The ALCF, in collaboration with Intel Software, continued hosting their Aurora Learning Paths series with a total of 3 separate series running in 2023. The three series covered migrating from CUDA to SYCL, accelerating Python loops with the Intel AI Analytics Toolkit, and GPU optimization using SYCL.

Best Practices for HPC Software Developers

In 2023, the ALCF, OLCF, NERSC, and ECP continued their collaboration with the Interoperable Design of Extreme-Scale Application Software (IDEAS) project to deliver a series of webinars—Best Practices for HPC Software Developers—to help users of HPC systems carry out their software development more productively. Webinar topics included writing clean scientific software, infrastructure for high-fidelity testing in HPC facilities, simplifying scientific python package installation, and how researchers can take HACC into the exascale era.

ALCF’s Brian Homerding gives a talk on programming models at the 2023 ALCF Hands-on HPC Workshop.

DOE Cross-facility Workflows Training

In April, the ALCF, OLCF, and NERSC hosted a training event on the topic of workflows and workflow tools across the DOE. Through a half-day Zoom event attendees were able to find the right workflow tools and answer their questions about running workflows on supercomputers. There were hands-on examples of GNU Parallel, Parsl, FireWorks, and Balsam- all of which can be used at ALCF, NERSC, and OLCF.

Getting Started on Polaris Bootcamp

The ALCF Getting Started Bootcamp introduced attendees to using the Polaris computing environment. Aimed at participants who have experience using clusters or supercomputers but are new to ALCF systems, the bootcamp covered the PBS job scheduler, utilizing preinstalled environments, proper compiler and profiler use, Python environments, and running Jupyter notebooks. The webinar showed those in attendance where these tools are located and which ones to properly use.

INCITE Proposal Writing Webinars

In spring, the INCITE program, ALCF, and the Oak Ridge Leadership Computing Facility (OLCF) jointly hosted two webinars on effective strategies for writing an INCITE proposal.

Monthly ALCF Webinars

The ALCF continued to host monthly webinars consisting of two tracks: ALCF Developer Sessions and Aurora Early Adopters Series.
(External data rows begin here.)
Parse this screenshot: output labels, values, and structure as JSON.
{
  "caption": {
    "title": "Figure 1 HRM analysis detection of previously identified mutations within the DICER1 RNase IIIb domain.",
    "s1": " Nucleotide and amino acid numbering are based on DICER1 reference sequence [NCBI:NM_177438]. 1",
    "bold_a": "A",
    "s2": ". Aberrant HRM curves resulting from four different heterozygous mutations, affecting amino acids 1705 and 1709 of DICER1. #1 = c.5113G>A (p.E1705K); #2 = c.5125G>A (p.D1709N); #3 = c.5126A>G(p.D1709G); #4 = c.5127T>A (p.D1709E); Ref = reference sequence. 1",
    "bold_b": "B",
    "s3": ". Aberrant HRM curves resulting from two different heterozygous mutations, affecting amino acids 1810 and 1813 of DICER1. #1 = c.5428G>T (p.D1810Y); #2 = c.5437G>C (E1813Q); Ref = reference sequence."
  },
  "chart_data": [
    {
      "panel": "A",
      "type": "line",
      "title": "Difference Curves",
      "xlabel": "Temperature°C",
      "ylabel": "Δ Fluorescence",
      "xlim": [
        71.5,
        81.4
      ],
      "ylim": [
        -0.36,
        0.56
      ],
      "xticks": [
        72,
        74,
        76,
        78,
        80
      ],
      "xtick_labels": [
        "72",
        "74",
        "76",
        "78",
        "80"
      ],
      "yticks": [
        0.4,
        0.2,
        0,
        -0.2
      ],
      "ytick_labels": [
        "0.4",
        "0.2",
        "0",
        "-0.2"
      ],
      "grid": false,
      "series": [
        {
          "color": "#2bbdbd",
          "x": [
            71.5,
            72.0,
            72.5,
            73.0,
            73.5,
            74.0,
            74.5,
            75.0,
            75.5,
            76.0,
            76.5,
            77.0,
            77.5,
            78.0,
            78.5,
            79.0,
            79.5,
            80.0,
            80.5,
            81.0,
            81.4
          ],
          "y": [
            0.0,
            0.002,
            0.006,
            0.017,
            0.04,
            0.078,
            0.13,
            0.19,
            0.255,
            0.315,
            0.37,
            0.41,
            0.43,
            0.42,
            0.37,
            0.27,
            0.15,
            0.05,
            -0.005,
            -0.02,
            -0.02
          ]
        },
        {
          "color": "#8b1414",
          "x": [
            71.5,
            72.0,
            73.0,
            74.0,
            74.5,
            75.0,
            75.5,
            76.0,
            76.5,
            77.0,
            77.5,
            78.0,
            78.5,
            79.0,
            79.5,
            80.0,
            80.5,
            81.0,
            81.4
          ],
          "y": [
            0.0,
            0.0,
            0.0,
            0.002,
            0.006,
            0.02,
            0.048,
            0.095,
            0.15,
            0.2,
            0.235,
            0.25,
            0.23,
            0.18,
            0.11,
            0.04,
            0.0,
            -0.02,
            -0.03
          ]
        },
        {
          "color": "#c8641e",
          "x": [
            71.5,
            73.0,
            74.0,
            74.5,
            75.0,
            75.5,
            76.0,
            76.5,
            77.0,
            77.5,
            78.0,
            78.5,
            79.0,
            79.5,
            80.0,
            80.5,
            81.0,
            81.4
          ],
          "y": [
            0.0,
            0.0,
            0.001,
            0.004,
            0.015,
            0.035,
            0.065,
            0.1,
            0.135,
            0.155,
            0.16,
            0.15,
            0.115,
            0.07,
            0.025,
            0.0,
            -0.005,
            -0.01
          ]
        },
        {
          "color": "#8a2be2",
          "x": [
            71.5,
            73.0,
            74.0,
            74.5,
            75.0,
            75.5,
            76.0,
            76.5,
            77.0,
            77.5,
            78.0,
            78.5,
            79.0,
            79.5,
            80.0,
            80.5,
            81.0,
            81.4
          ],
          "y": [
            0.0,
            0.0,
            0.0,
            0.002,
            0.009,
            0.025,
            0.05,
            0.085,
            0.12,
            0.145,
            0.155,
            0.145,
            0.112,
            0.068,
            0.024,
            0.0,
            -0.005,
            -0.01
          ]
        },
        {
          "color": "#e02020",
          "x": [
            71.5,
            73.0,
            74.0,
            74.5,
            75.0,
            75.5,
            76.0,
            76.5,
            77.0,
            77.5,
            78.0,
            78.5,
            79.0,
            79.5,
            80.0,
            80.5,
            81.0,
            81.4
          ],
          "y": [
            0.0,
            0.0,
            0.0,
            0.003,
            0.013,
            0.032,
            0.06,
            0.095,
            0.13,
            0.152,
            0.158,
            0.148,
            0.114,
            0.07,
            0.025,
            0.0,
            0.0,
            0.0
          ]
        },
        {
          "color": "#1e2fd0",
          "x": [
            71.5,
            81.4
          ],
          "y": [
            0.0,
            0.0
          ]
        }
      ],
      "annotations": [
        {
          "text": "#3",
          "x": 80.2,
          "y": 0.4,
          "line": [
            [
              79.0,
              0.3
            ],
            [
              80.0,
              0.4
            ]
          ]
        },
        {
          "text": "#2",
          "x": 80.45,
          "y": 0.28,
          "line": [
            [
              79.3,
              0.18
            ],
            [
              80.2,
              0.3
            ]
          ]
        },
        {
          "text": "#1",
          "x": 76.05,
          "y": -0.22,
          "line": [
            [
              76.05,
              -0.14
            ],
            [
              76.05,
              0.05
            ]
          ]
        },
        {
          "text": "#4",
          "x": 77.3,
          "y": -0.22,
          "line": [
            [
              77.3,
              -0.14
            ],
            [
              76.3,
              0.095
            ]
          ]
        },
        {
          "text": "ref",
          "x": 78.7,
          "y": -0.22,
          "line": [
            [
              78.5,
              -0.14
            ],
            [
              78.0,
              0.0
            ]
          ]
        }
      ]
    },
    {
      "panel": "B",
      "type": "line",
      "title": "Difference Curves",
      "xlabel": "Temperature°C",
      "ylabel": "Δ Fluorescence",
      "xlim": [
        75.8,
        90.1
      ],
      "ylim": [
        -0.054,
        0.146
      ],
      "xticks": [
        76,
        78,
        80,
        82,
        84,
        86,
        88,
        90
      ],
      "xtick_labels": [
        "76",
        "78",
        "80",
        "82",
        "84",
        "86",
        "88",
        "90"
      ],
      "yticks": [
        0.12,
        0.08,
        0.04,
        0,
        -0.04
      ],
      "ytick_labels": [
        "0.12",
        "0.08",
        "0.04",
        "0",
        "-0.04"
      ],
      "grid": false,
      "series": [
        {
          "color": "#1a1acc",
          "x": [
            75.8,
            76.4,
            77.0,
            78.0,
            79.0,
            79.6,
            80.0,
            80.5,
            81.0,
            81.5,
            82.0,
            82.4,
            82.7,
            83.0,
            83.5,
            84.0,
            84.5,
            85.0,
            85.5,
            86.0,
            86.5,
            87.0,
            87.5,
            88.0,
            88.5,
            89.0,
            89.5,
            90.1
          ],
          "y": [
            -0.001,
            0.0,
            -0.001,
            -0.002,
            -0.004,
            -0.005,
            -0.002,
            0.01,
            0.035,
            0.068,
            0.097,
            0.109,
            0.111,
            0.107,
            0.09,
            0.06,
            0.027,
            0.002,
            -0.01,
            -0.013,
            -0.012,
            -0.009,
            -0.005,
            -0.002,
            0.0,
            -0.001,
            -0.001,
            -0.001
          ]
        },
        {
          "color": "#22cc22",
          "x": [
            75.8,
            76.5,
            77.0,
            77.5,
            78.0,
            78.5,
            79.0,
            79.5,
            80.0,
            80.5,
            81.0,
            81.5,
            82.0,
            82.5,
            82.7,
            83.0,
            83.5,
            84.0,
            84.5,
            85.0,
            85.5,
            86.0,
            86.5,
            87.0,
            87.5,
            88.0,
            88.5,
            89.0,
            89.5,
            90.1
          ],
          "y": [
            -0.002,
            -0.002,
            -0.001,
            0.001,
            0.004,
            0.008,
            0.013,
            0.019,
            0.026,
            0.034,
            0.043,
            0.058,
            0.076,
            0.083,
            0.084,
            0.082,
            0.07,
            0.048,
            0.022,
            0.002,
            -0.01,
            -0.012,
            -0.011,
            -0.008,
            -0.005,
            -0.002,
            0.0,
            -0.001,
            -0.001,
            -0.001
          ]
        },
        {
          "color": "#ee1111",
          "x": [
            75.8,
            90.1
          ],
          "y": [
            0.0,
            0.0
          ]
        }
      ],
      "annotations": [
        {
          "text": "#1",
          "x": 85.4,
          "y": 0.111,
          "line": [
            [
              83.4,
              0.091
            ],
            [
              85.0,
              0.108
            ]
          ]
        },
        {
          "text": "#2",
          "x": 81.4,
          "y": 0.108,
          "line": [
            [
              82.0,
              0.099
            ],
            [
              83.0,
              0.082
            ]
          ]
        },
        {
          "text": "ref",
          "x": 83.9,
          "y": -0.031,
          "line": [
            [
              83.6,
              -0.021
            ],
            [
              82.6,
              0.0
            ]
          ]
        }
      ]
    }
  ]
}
ALCF Developer Sessions are aimed at training researchers and increasing the dialogue between HPC users and the developers of leadership-class systems and software. Speakers in the series included developers from NVIDIA and Argonne, covering topics such as getting started on Aurora, computing with ALCF JupyterHub, and preparing XGC and HACC to run on Aurora. The Aurora Early Adopter Series is designed to introduce researchers to programming models, exascale technologies, and other tools available for testing and development work. Topics included optimizing SYCL workloads for Aurora, CUDA to SYCL migration tool, and how to apply key Intel architectural innovations via smart application of NumPy, SciPy, and Pandas techniques to achieve performance gains.